Je recule légèrement, surpris par son renvoi brusque. J'ai vu Sebastian concentré, même stressé, mais ce niveau de fureur à peine contenue est nouveau. C'est comme s'il était en guerre avec lui-même et l'ennemi invisible qui a fait cela, sans laisser de place pour moi dans l'équation.
"D'accord", murmure-je, lui faisant signe de la tête. "Je serai juste... je serai par là si tu as besoin de moi."
Je me retire de l'autre côté de la pièce, m'installant sur le bord du lit. Je prends un magazine de voyage sur la table de nuit, feuilletant sans but les pages remplies de photos colorées de lieux que je doute que je verrai un jour.
Mais mes yeux ne cessent de revenir à Sebastian.

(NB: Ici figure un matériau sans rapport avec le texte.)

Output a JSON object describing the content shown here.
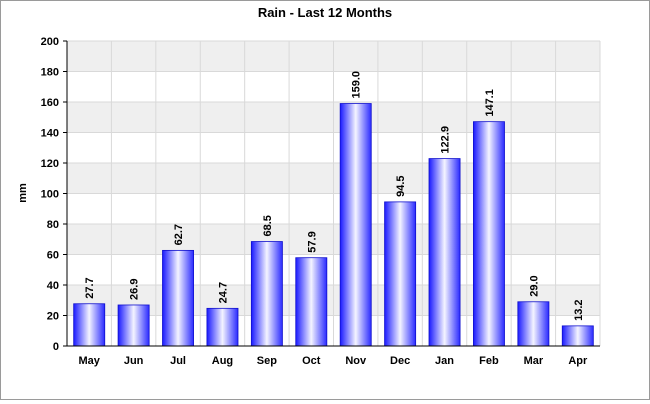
{
  "chart_data": {
    "type": "bar",
    "title": "Rain - Last 12 Months",
    "xlabel": "",
    "ylabel": "mm",
    "ylim": [
      0,
      200
    ],
    "yticks": [
      0,
      20,
      40,
      60,
      80,
      100,
      120,
      140,
      160,
      180,
      200
    ],
    "grid": true,
    "categories": [
      "May",
      "Jun",
      "Jul",
      "Aug",
      "Sep",
      "Oct",
      "Nov",
      "Dec",
      "Jan",
      "Feb",
      "Mar",
      "Apr"
    ],
    "values": [
      27.7,
      26.9,
      62.7,
      24.7,
      68.5,
      57.9,
      159.0,
      94.5,
      122.9,
      147.1,
      29.0,
      13.2
    ],
    "data_labels": [
      "27.7",
      "26.9",
      "62.7",
      "24.7",
      "68.5",
      "57.9",
      "159.0",
      "94.5",
      "122.9",
      "147.1",
      "29.0",
      "13.2"
    ],
    "colors": {
      "bar_edge": "#1a1aff",
      "bar_center": "#f4f4ff",
      "bar_side": "#2a2aff",
      "band": "#efefef",
      "grid": "#d9d9d9"
    }
  }
}
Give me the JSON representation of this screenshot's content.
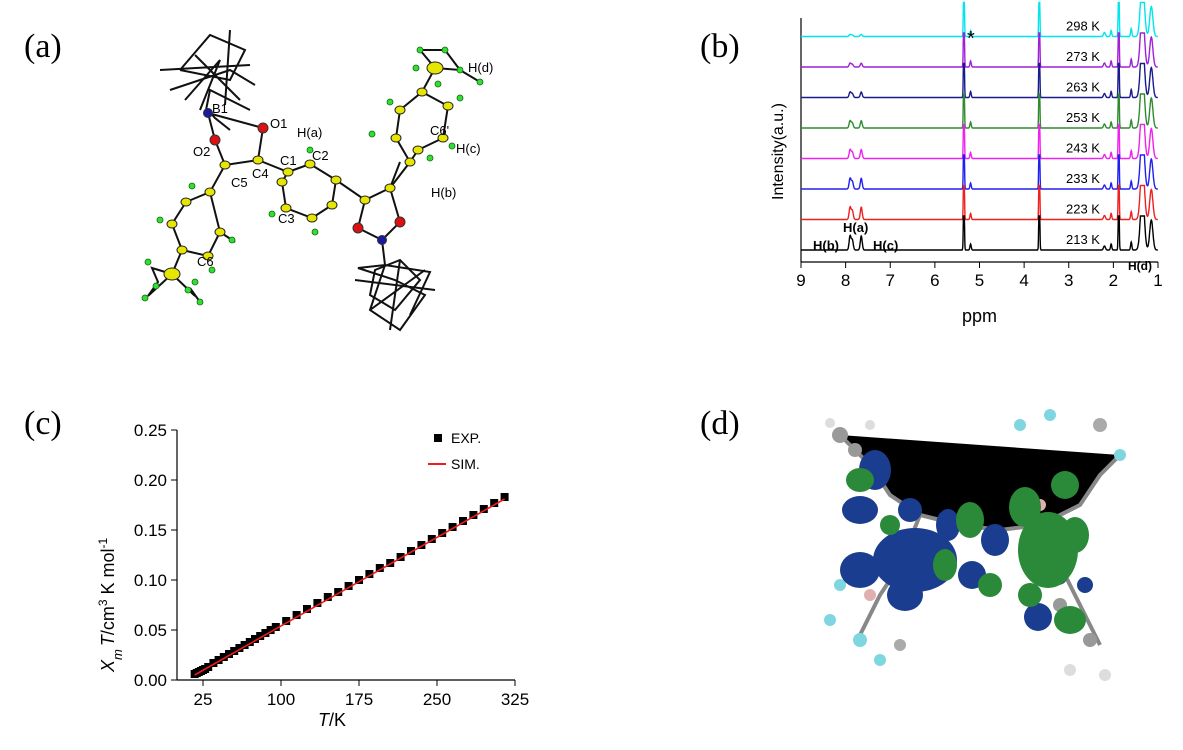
{
  "panels": {
    "a": {
      "label": "(a)"
    },
    "b": {
      "label": "(b)"
    },
    "c": {
      "label": "(c)"
    },
    "d": {
      "label": "(d)"
    }
  },
  "structure_a": {
    "atom_labels": [
      "B1",
      "O1",
      "O2",
      "H(a)",
      "C1",
      "C2",
      "C4",
      "C5",
      "C3",
      "C6",
      "C6'",
      "H(c)",
      "H(b)",
      "H(d)"
    ]
  },
  "chart_data": [
    {
      "panel": "b",
      "type": "line",
      "xlabel": "ppm",
      "ylabel": "Intensity(a.u.)",
      "xlim": [
        9,
        1
      ],
      "xticks": [
        "9",
        "8",
        "7",
        "6",
        "5",
        "4",
        "3",
        "2",
        "1"
      ],
      "series": [
        {
          "name": "298 K",
          "color": "#00e5ee"
        },
        {
          "name": "273 K",
          "color": "#a020d8"
        },
        {
          "name": "263 K",
          "color": "#1a1a8c"
        },
        {
          "name": "253 K",
          "color": "#2e8b2e"
        },
        {
          "name": "243 K",
          "color": "#ee22ee"
        },
        {
          "name": "233 K",
          "color": "#2020ee"
        },
        {
          "name": "223 K",
          "color": "#ee2020"
        },
        {
          "name": "213 K",
          "color": "#000000"
        }
      ],
      "annotations": [
        "*",
        "H(a)",
        "H(b)",
        "H(c)",
        "H(d)"
      ]
    },
    {
      "panel": "c",
      "type": "scatter",
      "xlabel": "T/K",
      "ylabel": "X_m T/cm3 K mol-1",
      "xlim": [
        0,
        325
      ],
      "ylim": [
        0,
        0.25
      ],
      "xticks": [
        "25",
        "100",
        "175",
        "250",
        "325"
      ],
      "yticks": [
        "0.00",
        "0.05",
        "0.10",
        "0.15",
        "0.20",
        "0.25"
      ],
      "legend": {
        "position": "top-right",
        "entries": [
          "EXP.",
          "SIM."
        ]
      },
      "series": [
        {
          "name": "EXP.",
          "color": "#000000",
          "x": [
            2,
            4,
            6,
            8,
            10,
            12,
            15,
            20,
            25,
            30,
            35,
            40,
            45,
            50,
            55,
            60,
            65,
            70,
            75,
            80,
            90,
            100,
            110,
            120,
            130,
            140,
            150,
            160,
            170,
            180,
            190,
            200,
            210,
            220,
            230,
            240,
            250,
            260,
            270,
            280,
            290,
            300
          ],
          "y": [
            0.006,
            0.007,
            0.008,
            0.009,
            0.01,
            0.011,
            0.013,
            0.017,
            0.02,
            0.023,
            0.026,
            0.029,
            0.032,
            0.035,
            0.038,
            0.041,
            0.044,
            0.047,
            0.05,
            0.053,
            0.059,
            0.065,
            0.071,
            0.077,
            0.083,
            0.088,
            0.094,
            0.1,
            0.106,
            0.112,
            0.117,
            0.123,
            0.129,
            0.135,
            0.141,
            0.147,
            0.153,
            0.159,
            0.165,
            0.171,
            0.177,
            0.183
          ]
        },
        {
          "name": "SIM.",
          "color": "#ee1c1c",
          "x": [
            2,
            300
          ],
          "y": [
            0.005,
            0.181
          ]
        }
      ]
    }
  ]
}
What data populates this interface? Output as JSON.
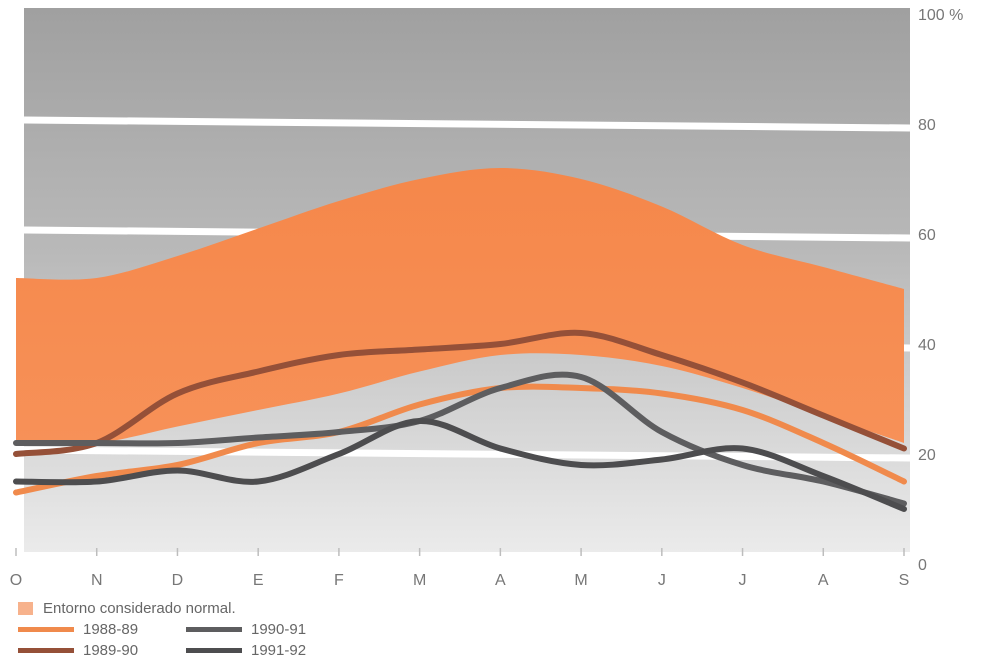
{
  "chart_data": {
    "type": "area",
    "title": "",
    "xlabel": "",
    "ylabel": "",
    "ylim": [
      0,
      100
    ],
    "yticks": [
      {
        "value": 0,
        "label": "0"
      },
      {
        "value": 20,
        "label": "20"
      },
      {
        "value": 40,
        "label": "40"
      },
      {
        "value": 60,
        "label": "60"
      },
      {
        "value": 80,
        "label": "80"
      },
      {
        "value": 100,
        "label": "100 %"
      }
    ],
    "categories": [
      "O",
      "N",
      "D",
      "E",
      "F",
      "M",
      "A",
      "M",
      "J",
      "J",
      "A",
      "S"
    ],
    "background_bands": {
      "colors": [
        "#e6e6e6",
        "#d6d6d6",
        "#c3c3c3",
        "#a9a9a9",
        "#9a9a9a"
      ],
      "gridlines": true
    },
    "normal_band": {
      "name": "Entorno considerado normal.",
      "color": "#f7894d",
      "upper": [
        52,
        52,
        56,
        61,
        66,
        70,
        72,
        70,
        65,
        58,
        54,
        50
      ],
      "lower": [
        22,
        22,
        25,
        28,
        31,
        35,
        38,
        38,
        36,
        32,
        27,
        22
      ]
    },
    "series": [
      {
        "name": "1988-89",
        "color": "#f08a4c",
        "values": [
          13,
          16,
          18,
          22,
          24,
          29,
          32,
          32,
          31,
          28,
          22,
          15
        ]
      },
      {
        "name": "1989-90",
        "color": "#955038",
        "values": [
          20,
          22,
          31,
          35,
          38,
          39,
          40,
          42,
          38,
          33,
          27,
          21
        ]
      },
      {
        "name": "1990-91",
        "color": "#5d5d5f",
        "values": [
          22,
          22,
          22,
          23,
          24,
          26,
          32,
          34,
          24,
          18,
          15,
          11
        ]
      },
      {
        "name": "1991-92",
        "color": "#4d4d4f",
        "values": [
          15,
          15,
          17,
          15,
          20,
          26,
          21,
          18,
          19,
          21,
          16,
          10
        ]
      }
    ],
    "legend": [
      {
        "label": "Entorno considerado normal.",
        "kind": "box",
        "color": "#f7b28c"
      },
      {
        "label": "1988-89",
        "kind": "line",
        "color": "#f08a4c"
      },
      {
        "label": "1990-91",
        "kind": "line",
        "color": "#5d5d5f"
      },
      {
        "label": "1989-90",
        "kind": "line",
        "color": "#955038"
      },
      {
        "label": "1991-92",
        "kind": "line",
        "color": "#4d4d4f"
      }
    ]
  }
}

Il est comme un nuage d'orage, sombre et lourd d'une énergie qui supplie pour être libérée.
Les minutes se transforment en une heure, et tout ce que j'entends, c'est le bruissement des papiers et les jurons étouffés de Sebastian. Il essaie d'appeler Joseph à nouveau, mais l'appel reste sans réponse. Il frappe du poing sur le bureau. "Maudis sois-tu, Kade !"
Mon cœur va vers lui, mais il est mélangé à une pincée de ressentiment. Je pensais que nous étions dans cette situation ensemble, que notre relation s'était renforcée au point de pouvoir affronter ces défis côte à côte. Mais à cet instant, je me sens exclue, superflue.
Je pense à l'aborder à nouveau, mais j'hésite, craignant un autre rejet. Peut-être que c'est une partie du package d'être avec Sebastian : les hauts murs, les portes fermées. Ou peut-être est-ce le poids du leadership de la meute qui s'abat sur lui, le modelant dans une forme qui ne correspond pas tout à fait à l'espace qu'il avait créé pour moi dans sa vie.
Finalement, je me lève, replaçant le magazine non lu sur la table de nuit. "Je vais me coucher", dis-je, espérant obtenir quelque chose de lui.
Pour une seconde, je crois voir quelque chose dans ses yeux : un éclair de regret ? Mais il est parti avant que je puisse en être sûr, remplacé par cette muraille sebastianesque de concentration.
"Certainement, fais ce que tu as à faire", dit-il, sans lever les yeux des rapports. Je suis en fait surprise par son ton désinvolte et par le fait qu'il laisse cela creuser un fossé entre nous.
Je sors de la pièce en fermant doucement la porte derrière moi. Alors que je descends le couloir, je ne peux m'empêcher de sentir que j'ai laissé une partie de moi-même derrière, enfermée dans une pièce remplie d'énigmes insolubles et d'un homme que je croyais connaître.